Don't tell the publisher/editor that X-big-name author does it. Sorry. You are a newbie, who doesn't have a huge following yet. And, just because X-big-name gets away with it doesn't make it good writing. Not that I find Stephen King particularly lacking (at least not in the books of his I've personally read), but Stephen King could put a book out there in really poor grammar and sell it, because Stephen King wrote it. My first editor asked me, "Do you want to write a good book or a great one?" Great, and that meant not falling into the lousy traps that some big-name authors fall into and get away with.
Another piece of advice I like to give is that you can't BREAK the rules of writing that people hold to unless you're expert at it. In other words, if you can't handle the basics in POV, you shouldn't even attempt to break the rules set up for POV. If you are proficient at POV and can make the breaking of the rules seamless and smooth, if you can do it without throwing the editor or reader out of the book, you can "break the rules."

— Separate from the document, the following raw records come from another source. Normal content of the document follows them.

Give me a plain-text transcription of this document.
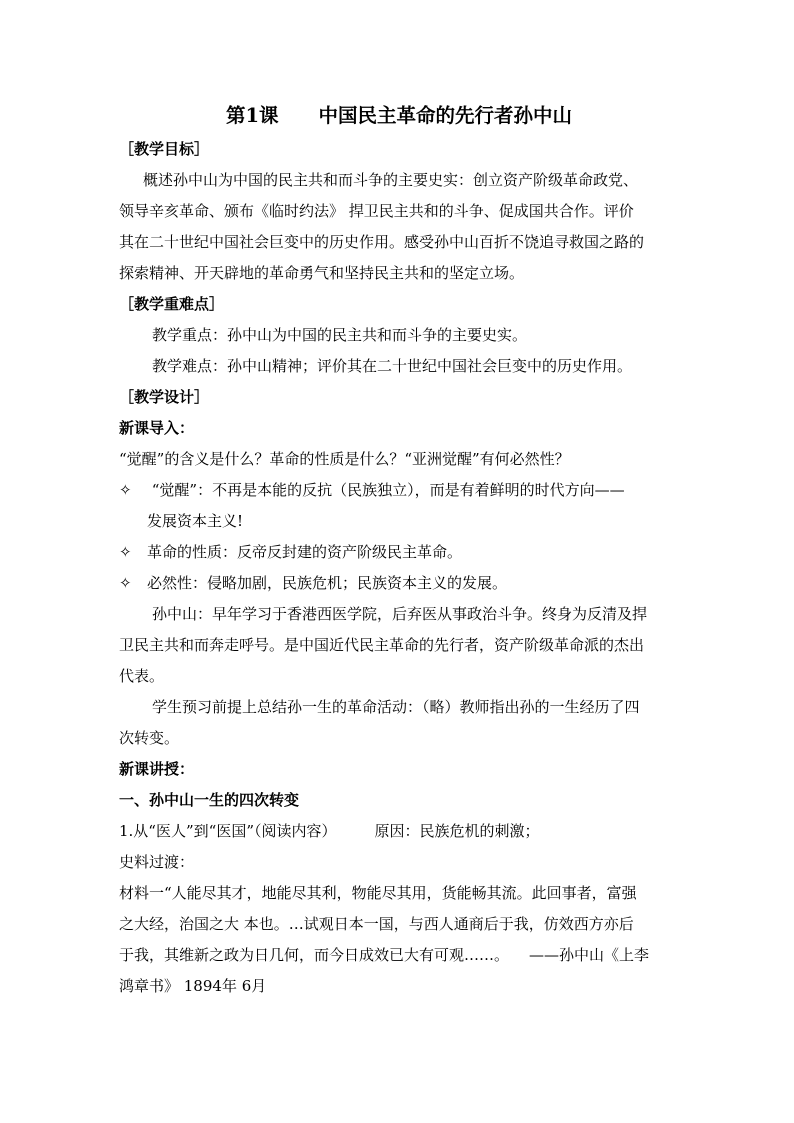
第1课 中国民主革命的先行者孙中山
［教学目标］
概述孙中山为中国的民主共和而斗争的主要史实：创立资产阶级革命政党、
领导辛亥革命、颁布《临时约法》 捍卫民主共和的斗争、促成国共合作。评价
其在二十世纪中国社会巨变中的历史作用。感受孙中山百折不饶追寻救国之路的
探索精神、开天辟地的革命勇气和坚持民主共和的坚定立场。
［教学重难点］
教学重点：孙中山为中国的民主共和而斗争的主要史实。
教学难点：孙中山精神；评价其在二十世纪中国社会巨变中的历史作用。
［教学设计］
新课导入：
“觉醒”的含义是什么？革命的性质是什么？“亚洲觉醒”有何必然性？
✧ “觉醒”：不再是本能的反抗（民族独立），而是有着鲜明的时代方向——
发展资本主义!
✧ 革命的性质：反帝反封建的资产阶级民主革命。
✧ 必然性：侵略加剧，民族危机；民族资本主义的发展。
孙中山：早年学习于香港西医学院，后弃医从事政治斗争。终身为反清及捍
卫民主共和而奔走呼号。是中国近代民主革命的先行者，资产阶级革命派的杰出
代表。
学生预习前提上总结孙一生的革命活动：（略）教师指出孙的一生经历了四
次转变。
新课讲授：
一、孙中山一生的四次转变
1.从“医人”到“医国”（阅读内容）	原因：民族危机的刺激；
史料过渡：
材料一“人能尽其才，地能尽其利，物能尽其用，货能畅其流。此回事者，富强
之大经，治国之大 本也。…试观日本一国，与西人通商后于我，仿效西方亦后
于我，其维新之政为日几何，而今日成效已大有可观……。 ——孙中山《上李
鸿章书》 1894年 6月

Oh, and if you have to ask me if something is working, you probably already have your answer; IT ISN'T. If you can't tell it's working, it's not. Something is wrong. You just don't know what is wrong yet.
This is a career. Invest your time in honing your craft and learning to speak professionally. Don't send an e-mail to a prospective publisher with IM-speak in it. You're a professional writer. Seeing something like "R U taking on new book?" does NOT inspire confidence in your writing abilities. Laugh at it, if you will. Whether your book is flawless (none ever are) or not, you are proving by that that you are not a professional author and don't take your writing seriously as a career choice when you choose to ignore professionalism in your querying.
For that matter, learn what the terms MEAN. If someone tells you to send a query letter, don't send a cover letter. If someone asks you to send a proposal, don't send just a synopsis. This is a career. INVEST in it to succeed.
Even when you have a publisher, don't get TOO informal with him/her. I send notes to my former EIC that say, "The computer's FUBAR. Can you resend the galley file for The Warrior's Widow, and I'll see if I can open it this time." We're the best of friends, so I feel comfortable sending that. BUT, notice that I identified PRECISELY what the problem was and told her what I needed in return. Sending an e-mail that says, "Jo, It's Sue. What is the problem with my book?" is a nightmare for an editor or publisher. Why? They may have ten Sues. Which Sue? Which book? What problem? A problem could be anything from a broken link on the site to cover art that is fuzzy to edits that weren't confirmed to be received to an ARC that doesn't show the final round of edits. You see the problem here?
But, professional or not, if I ever forget the fun of writing novels, you might as well shoot me. I don't want to do it, if I don't enjoy it.
Anyway, that's probably more than enough for today. Sorry to talk so long.